The Governor of Imo State, Hope Uzodinma, said the killings going on in different parts of Nigeria can stop if Nigerians agree that it should.
“I’m almost certain that if all of us agreed today, that unknown gunmen and bandits must stop, they will stop,” Mr Uzodinma told reporters on Wednesday at the Presidential Villa in Abuja after meeting with President Muhammadu Buhari.
Nigeria has been grappling with diverse security challenges, including more than a decade of Boko Haram insurgency in the country’s North-east and the frequent deadly clashes between herders and farmers in several parts of the country.
Deadly attacks and abduction-for-ransom by bandits have been on the increase, daily, with the latest being the daring invasion of the Nigerian Defence Academy, Kaduna, Nigeria’s North-west region, on Tuesday.
Two officers were killed and one senior officer abducted during the attack.
Governor Uzodinma’s Imo State and other states in the South-east region have similarly witnessed several deadly attacks by gunmen suspected to be members of the pro-Biafra group, IPOB.

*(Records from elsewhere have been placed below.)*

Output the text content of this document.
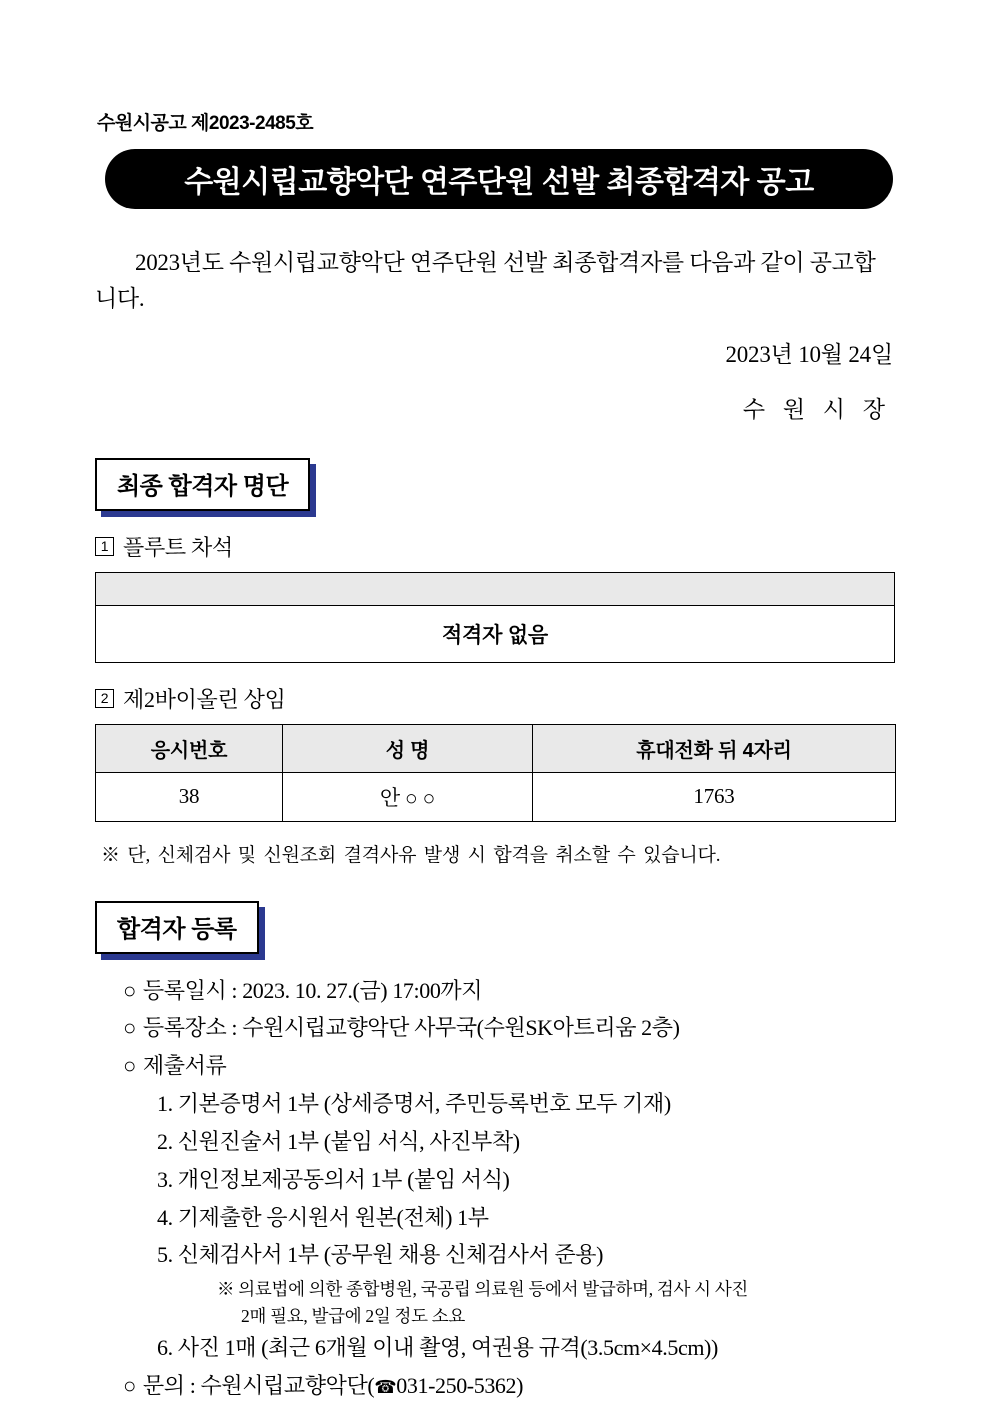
수원시공고 제2023-2485호
수원시립교향악단 연주단원 선발 최종합격자 공고

2023년도 수원시립교향악단 연주단원 선발 최종합격자를 다음과 같이 공고합니다.

2023년 10월 24일
수 원 시 장
최종 합격자 명단
1 플루트 차석

적격자 없음
2 제2바이올린 상임
응시번호	성 명	휴대전화 뒤 4자리
38	안 ○ ○	1763
※ 단, 신체검사 및 신원조회 결격사유 발생 시 합격을 취소할 수 있습니다.
합격자 등록
○ 등록일시 : 2023. 10. 27.(금) 17:00까지
○ 등록장소 : 수원시립교향악단 사무국(수원SK아트리움 2층)
○ 제출서류
1. 기본증명서 1부 (상세증명서, 주민등록번호 모두 기재)
2. 신원진술서 1부 (붙임 서식, 사진부착)
3. 개인정보제공동의서 1부 (붙임 서식)
4. 기제출한 응시원서 원본(전체) 1부
5. 신체검사서 1부 (공무원 채용 신체검사서 준용)
※ 의료법에 의한 종합병원, 국공립 의료원 등에서 발급하며, 검사 시 사진
2매 필요, 발급에 2일 정도 소요
6. 사진 1매 (최근 6개월 이내 촬영, 여권용 규격(3.5cm×4.5cm))
○ 문의 : 수원시립교향악단(☎031-250-5362)
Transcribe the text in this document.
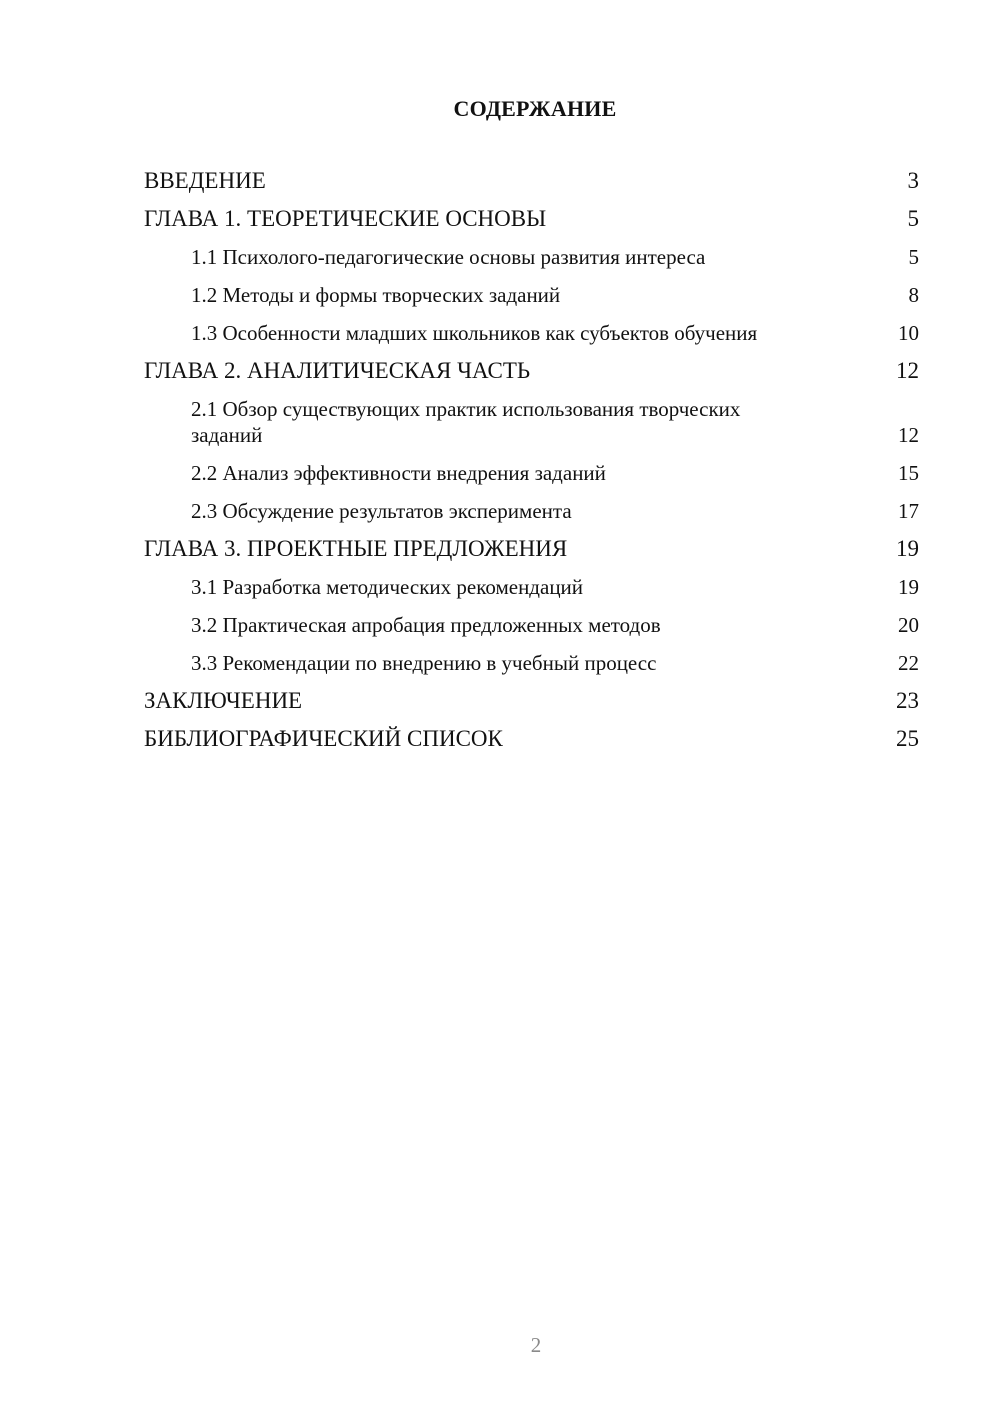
СОДЕРЖАНИЕ
ВВЕДЕНИЕ	3
ГЛАВА 1. ТЕОРЕТИЧЕСКИЕ ОСНОВЫ	5
1.1 Психолого-педагогические основы развития интереса	5
1.2 Методы и формы творческих заданий	8
1.3 Особенности младших школьников как субъектов обучения	10
ГЛАВА 2. АНАЛИТИЧЕСКАЯ ЧАСТЬ	12
2.1 Обзор существующих практик использования творческих заданий	12
2.2 Анализ эффективности внедрения заданий	15
2.3 Обсуждение результатов эксперимента	17
ГЛАВА 3. ПРОЕКТНЫЕ ПРЕДЛОЖЕНИЯ	19
3.1 Разработка методических рекомендаций	19
3.2 Практическая апробация предложенных методов	20
3.3 Рекомендации по внедрению в учебный процесс	22
ЗАКЛЮЧЕНИЕ	23
БИБЛИОГРАФИЧЕСКИЙ СПИСОК	25
2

Many police officers have been shot dead in the region, while public and private buildings, including Mr Uzodinma’s country home, have been attacked and set ablaze.
Six oil workers and one police officer were killed just about two weeks ago in an ambush in Imo.

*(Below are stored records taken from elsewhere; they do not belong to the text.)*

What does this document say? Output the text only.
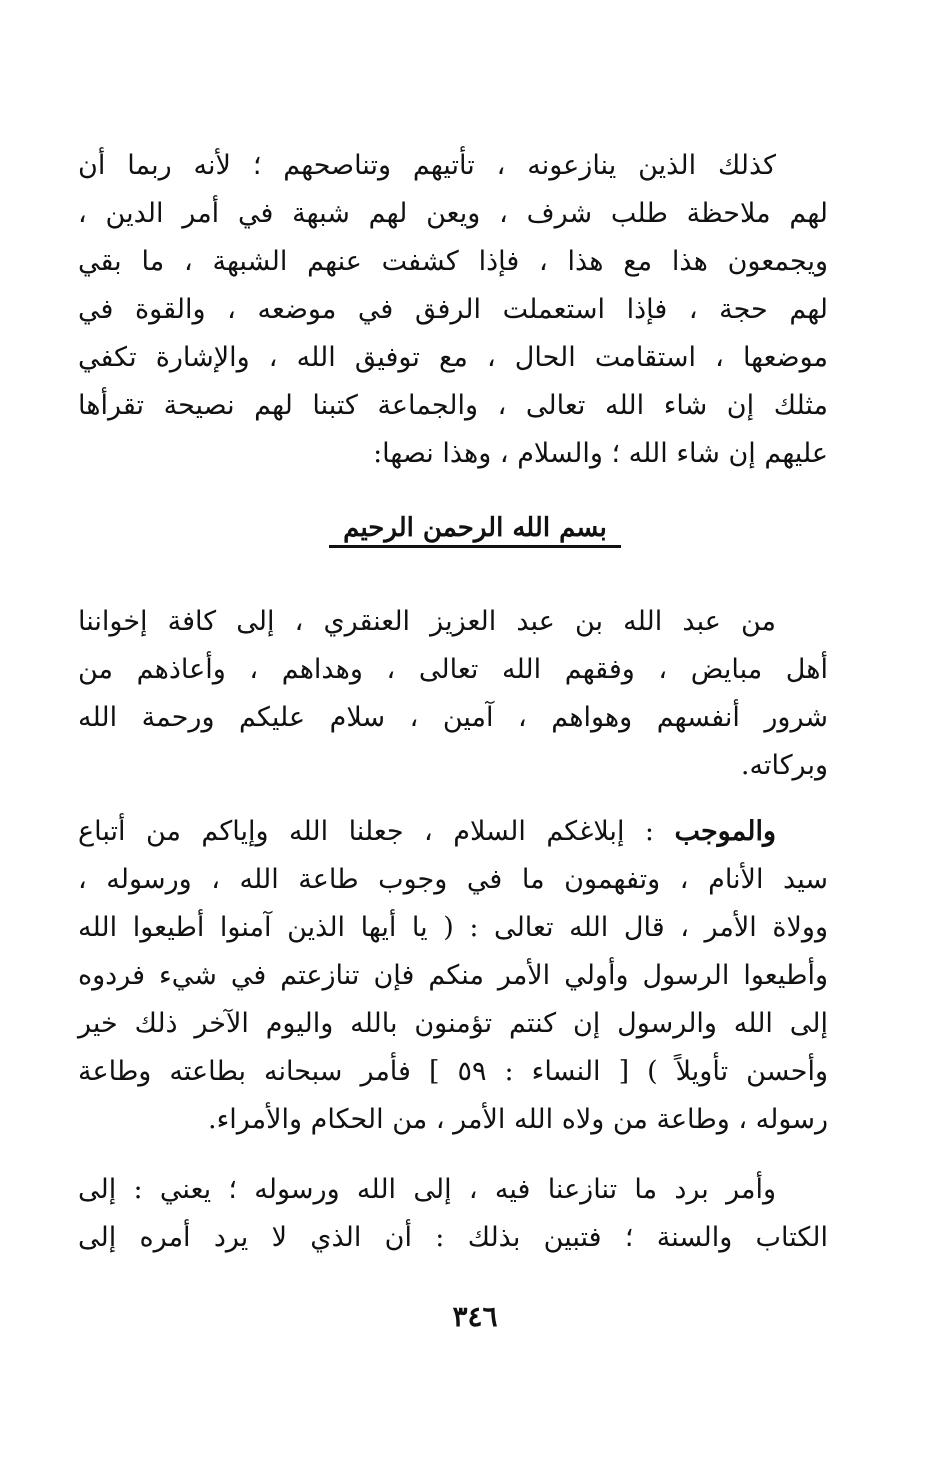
كذلك الذين ينازعونه ، تأتيهم وتناصحهم ؛ لأنه ربما أن
لهم ملاحظة طلب شرف ، ويعن لهم شبهة في أمر الدين ،
ويجمعون هذا مع هذا ، فإذا كشفت عنهم الشبهة ، ما بقي
لهم حجة ، فإذا استعملت الرفق في موضعه ، والقوة في
موضعها ، استقامت الحال ، مع توفيق الله ، والإشارة تكفي
مثلك إن شاء الله تعالى ، والجماعة كتبنا لهم نصيحة تقرأها
عليهم إن شاء الله ؛ والسلام ، وهذا نصها:
بسم الله الرحمن الرحيم
من عبد الله بن عبد العزيز العنقري ، إلى كافة إخواننا
أهل مبايض ، وفقهم الله تعالى ، وهداهم ، وأعاذهم من
شرور أنفسهم وهواهم ، آمين ، سلام عليكم ورحمة الله
وبركاته.
والموجب : إبلاغكم السلام ، جعلنا الله وإياكم من أتباع
سيد الأنام ، وتفهمون ما في وجوب طاعة الله ، ورسوله ،
وولاة الأمر ، قال الله تعالى : ( يا أيها الذين آمنوا أطيعوا الله
وأطيعوا الرسول وأولي الأمر منكم فإن تنازعتم في شيء فردوه
إلى الله والرسول إن كنتم تؤمنون بالله واليوم الآخر ذلك خير
وأحسن تأويلاً ) [ النساء : ٥٩ ] فأمر سبحانه بطاعته وطاعة
رسوله ، وطاعة من ولاه الله الأمر ، من الحكام والأمراء.
وأمر برد ما تنازعنا فيه ، إلى الله ورسوله ؛ يعني : إلى
الكتاب والسنة ؛ فتبين بذلك : أن الذي لا يرد أمره إلى
٣٤٦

Mr Uzodinma told reporters at the Presidential Villa that the killings in the country persist because those perpetuating it receive encouragement from others, mostly the political leaders.
He called on Nigerian leaders to protect the nation’s interest, respect the rule of law, and condemn criminal activities.
“It is condemnable that people kill human beings these days as if they are killing rams,” the governor said.
‘IPOB not a government in Imo’
Mr Uzodinma said he came to brief Mr Buhari on the security situation in Imo.
Despite the mounting killings in the state, the governor said Imo was “relatively very calm now.”
“People are going about their businesses without any molestation. The security agencies have risen to the occasion. And the new Imo is bubbling,” he said.
Mr Uzodinma also spoke on the sit-at-home order by IPOB, saying the order had not been obeyed in Imo.
“Most people in Imo are businessmen and women who depend on their daily activities and income to feed their families. So they cannot afford to sit at home idle and allow hunger to ravage the state,” he said.
He said it is only the governor that is vested with the power to ask residents to stay at home. “IPOB is not a government in Imo State,” he added.
Mr Uzodinma said Imo, unlike other states in the south, does not have an anti-grazing law.
Herders and farmers in the state, according to him, had signed an MOU and have been living together in peace.
“I think with the political will and cooperation of people, particularly our traditional leaders, we have been able to, a reasonable extent, manage to control criminality, and illegality in Imo State,” the governor said.